Right now I’m almost regretting that decision. I may have reinforced every inch of his cell, but if Rysen keeps battering every inch of it, my own blood will spill soon enough. As it is, I’ll probably have a nasty set of bruises.
“Calm the fuck down!”
He just roars in my face, then goes back to pacing.
“Nilsa needs you. Remember Nilsa? Your mate? The one you’re tied up in knots over?”
His pacing slows, his eyes fix on a spot beyond me.
I glance back and find the cat sitting on Titan’s head in the doorway. The tabby still looks half-drowned and the way she’s standing and staring, an unblinking statue, at Rysen sets my teeth on edge.
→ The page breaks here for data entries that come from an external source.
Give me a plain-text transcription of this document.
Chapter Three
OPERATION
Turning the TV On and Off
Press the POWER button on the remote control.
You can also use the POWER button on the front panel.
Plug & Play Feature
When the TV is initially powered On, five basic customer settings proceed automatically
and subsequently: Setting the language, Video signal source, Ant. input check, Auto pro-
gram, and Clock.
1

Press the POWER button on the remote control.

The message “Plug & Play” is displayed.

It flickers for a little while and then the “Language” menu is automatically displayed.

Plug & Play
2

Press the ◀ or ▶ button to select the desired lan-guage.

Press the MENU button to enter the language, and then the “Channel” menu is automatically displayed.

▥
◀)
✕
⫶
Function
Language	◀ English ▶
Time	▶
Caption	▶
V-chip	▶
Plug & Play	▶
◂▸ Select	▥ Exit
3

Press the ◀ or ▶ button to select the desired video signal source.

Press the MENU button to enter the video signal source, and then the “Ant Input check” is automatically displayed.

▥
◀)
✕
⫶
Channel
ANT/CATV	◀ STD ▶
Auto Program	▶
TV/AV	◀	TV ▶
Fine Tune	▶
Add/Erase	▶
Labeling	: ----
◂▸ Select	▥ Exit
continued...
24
It’s distracting and I shoot the two of them a glare before turning my attention back on the vampire.
“Nilsa. Dark hair, blue eyes, cute, perky ass. She’s irritating as balls, likes carving shit into my flesh and turning my hair pink?”
Okay, now I definitely have his attention. His nostrils flare as he regards me, his posture all predator, sizing up his next meal.
Ugh. His attention is not on Nilsa at all. It’s on me as his next meal.
I keep talking anyway.
“She’s not in good shape. We need your blood to keep her stable enough to get her to Sanctum.”
There’s a long, fraught moment where he just regards me with blood-red eyes.
“Don’t make me come in there.”
I’m bluffing.
I have no idea if I can hold him back long enough to get blood out of him.
Fortunately, I don’t have to.
Rysen sticks his own bruised and bloodied arm between the bars. Slow enough that I have time to prevent my magic from shocking him this time, but fast enough that I still doubt his motives as his wrist lingers in the space between us.